Pandl pointed to the uncontrolled spread of the coronavirus pandemic and the strained relationship between the U.S. and China as factors that could jeopardize his forecast. “I think we need to recognize that the U.S. dollar is a safe-haven and tends to go up against almost all currencies when the global economy’s turning over,” he said. “If we find out that we don’t really have the virus under control, we’re going back into a double-dip recession … that would be major risk for all our currency forecasts.”
The dollar is a floating currency and its movement is largely governed by market forces, but the yuan is a fixed currency. Its movement is tightly controlled by the People’s Bank of China (PBOC), China’s central bank. At the start of each day, the PBOC sets a ‘midpoint rate’ to track the currency, and intervene when needed. The currency — known as the onshore yuan (CNY) — is permitted to trade within a 2% band above or below this midpoint rate. Larger deviations from this mean band can lead to intervention by the PBOC. The central bank then buys or sells the currency to cap volatility. Factors that govern the setting of the midpoint rate are the yuan’s previous day close and quotations from inter-bank dealers.
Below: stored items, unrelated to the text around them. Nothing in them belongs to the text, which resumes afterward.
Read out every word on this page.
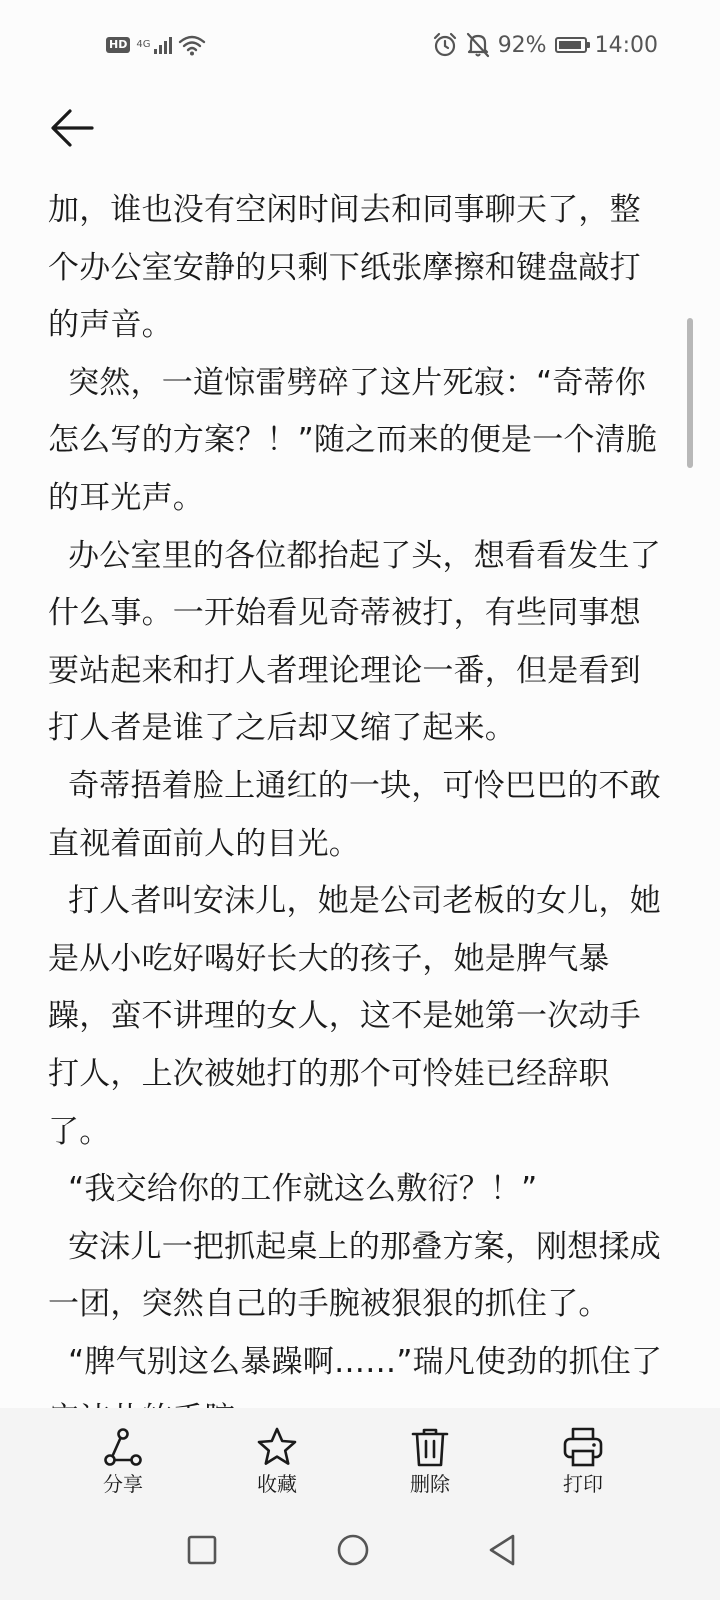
HD 4G	92% 14:00

加，谁也没有空闲时间去和同事聊天了，整个办公室安静的只剩下纸张摩擦和键盘敲打的声音。

突然，一道惊雷劈碎了这片死寂：“奇蒂你怎么写的方案？！”随之而来的便是一个清脆的耳光声。

办公室里的各位都抬起了头，想看看发生了什么事。一开始看见奇蒂被打，有些同事想要站起来和打人者理论理论一番，但是看到打人者是谁了之后却又缩了起来。

奇蒂捂着脸上通红的一块，可怜巴巴的不敢直视着面前人的目光。

打人者叫安沫儿，她是公司老板的女儿，她是从小吃好喝好长大的孩子，她是脾气暴躁，蛮不讲理的女人，这不是她第一次动手打人，上次被她打的那个可怜娃已经辞职了。

“我交给你的工作就这么敷衍？！”

安沫儿一把抓起桌上的那叠方案，刚想揉成一团，突然自己的手腕被狠狠的抓住了。

“脾气别这么暴躁啊……”瑞凡使劲的抓住了

分享	收藏	删除	打印
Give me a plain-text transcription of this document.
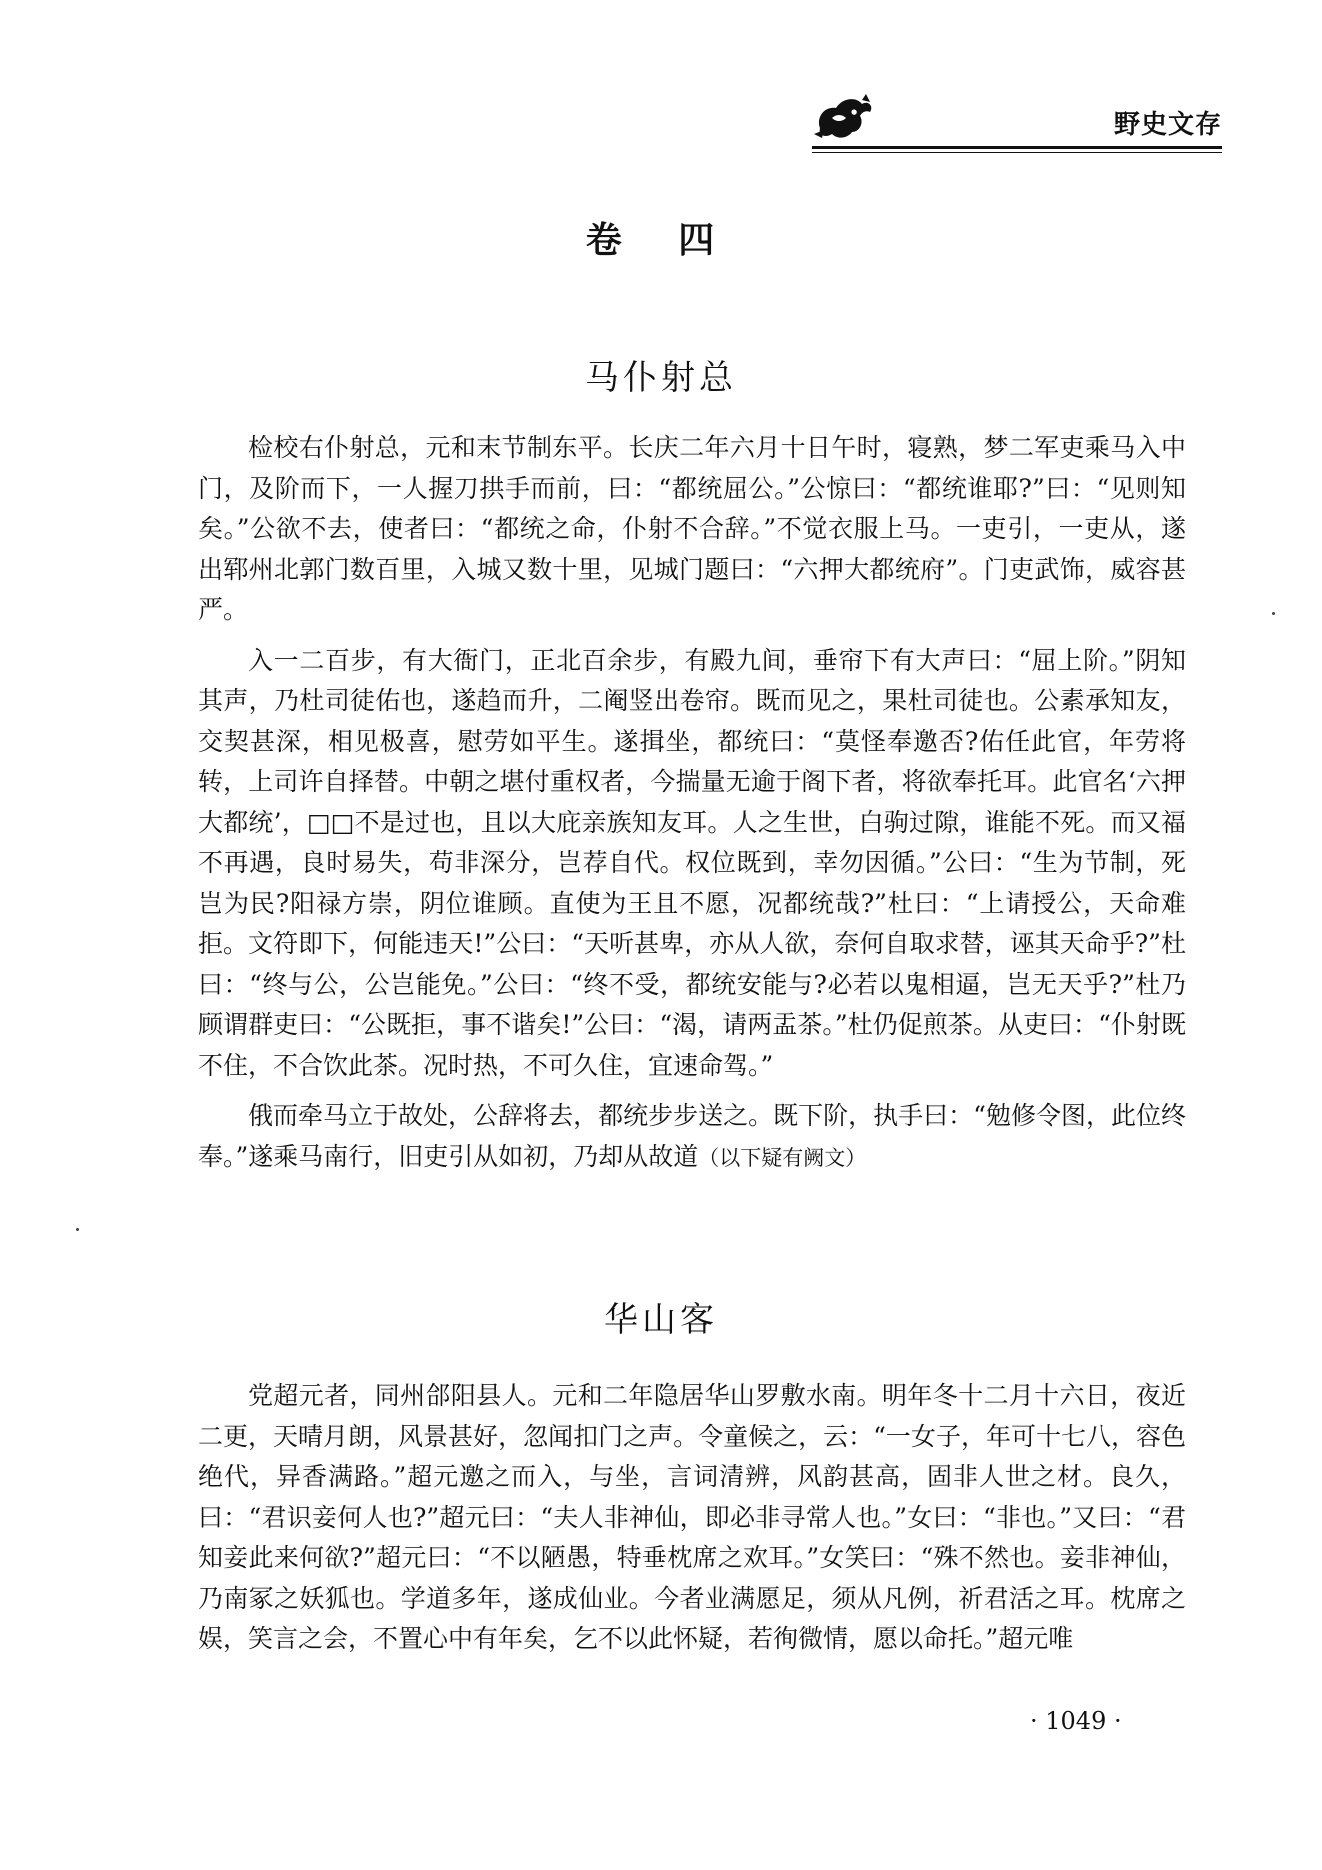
野史文存
卷 四
马仆射总

检校右仆射总，元和末节制东平。长庆二年六月十日午时，寝熟，梦二军吏乘马入中门，及阶而下，一人握刀拱手而前，曰：“都统屈公。”公惊曰：“都统谁耶?”曰：“见则知矣。”公欲不去，使者曰：“都统之命，仆射不合辞。”不觉衣服上马。一吏引，一吏从，遂出郓州北郭门数百里，入城又数十里，见城门题曰：“六押大都统府”。门吏武饰，威容甚严。

入一二百步，有大衙门，正北百余步，有殿九间，垂帘下有大声曰：“屈上阶。”阴知其声，乃杜司徒佑也，遂趋而升，二阉竖出卷帘。既而见之，果杜司徒也。公素承知友，交契甚深，相见极喜，慰劳如平生。遂揖坐，都统曰：“莫怪奉邀否?佑任此官，年劳将转，上司许自择替。中朝之堪付重权者，今揣量无逾于阁下者，将欲奉托耳。此官名‘六押大都统’，□□不是过也，且以大庇亲族知友耳。人之生世，白驹过隙，谁能不死。而又福不再遇，良时易失，苟非深分，岂荐自代。权位既到，幸勿因循。”公曰：“生为节制，死岂为民?阳禄方崇，阴位谁顾。直使为王且不愿，况都统哉?”杜曰：“上请授公，天命难拒。文符即下，何能违天!”公曰：“天听甚卑，亦从人欲，奈何自取求替，诬其天命乎?”杜曰：“终与公，公岂能免。”公曰：“终不受，都统安能与?必若以鬼相逼，岂无天乎?”杜乃顾谓群吏曰：“公既拒，事不谐矣!”公曰：“渴，请两盂茶。”杜仍促煎茶。从吏曰：“仆射既不住，不合饮此茶。况时热，不可久住，宜速命驾。”

俄而牵马立于故处，公辞将去，都统步步送之。既下阶，执手曰：“勉修令图，此位终奉。”遂乘马南行，旧吏引从如初，乃却从故道（以下疑有阙文）

华山客

党超元者，同州郃阳县人。元和二年隐居华山罗敷水南。明年冬十二月十六日，夜近二更，天晴月朗，风景甚好，忽闻扣门之声。令童候之，云：“一女子，年可十七八，容色绝代，异香满路。”超元邀之而入，与坐，言词清辨，风韵甚高，固非人世之材。良久，曰：“君识妾何人也?”超元曰：“夫人非神仙，即必非寻常人也。”女曰：“非也。”又曰：“君知妾此来何欲?”超元曰：“不以陋愚，特垂枕席之欢耳。”女笑曰：“殊不然也。妾非神仙，乃南冢之妖狐也。学道多年，遂成仙业。今者业满愿足，须从凡例，祈君活之耳。枕席之娱，笑言之会，不置心中有年矣，乞不以此怀疑，若徇微情，愿以命托。”超元唯

· 1049 ·
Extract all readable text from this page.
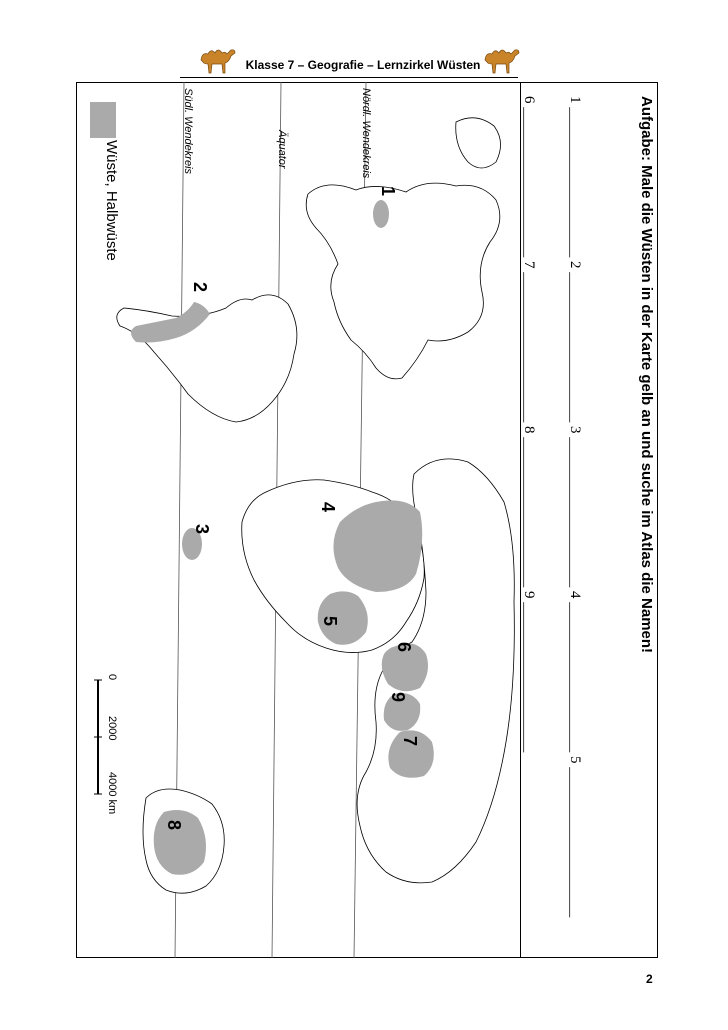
Klasse 7 – Geografie – Lernzirkel Wüsten
Nördl. Wendekreis
Äquator
Südl. Wendekreis
1
2
3
4
5
6
9
7
8
Wüste, Halbwüste
0
2000
4000 km
Aufgabe: Male die Wüsten in der Karte gelb an und suche im Atlas die Namen!
1 ____________________ 2 ____________________ 3 ____________________ 4 ____________________ 5 ____________________
6 ____________________ 7 ____________________ 8 ____________________ 9 ____________________
2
The offshore yuan (CNH), is not as rigidly controlled by the PBOC and can also be traded in other countries —Singapore, London and New York, Hong Kong and Luxemberg. Though the CNH’s exchange rate is influenced by market forces, China’s central bank intervenes by using its foreign currency reserves if the spread between the two – the CNY and CNH — widens. Chinese foreign exchange reserves rose to $3.112 trillion in June from $3.102 trillion in May, hitting the highest since January, according to data from Trading Economics.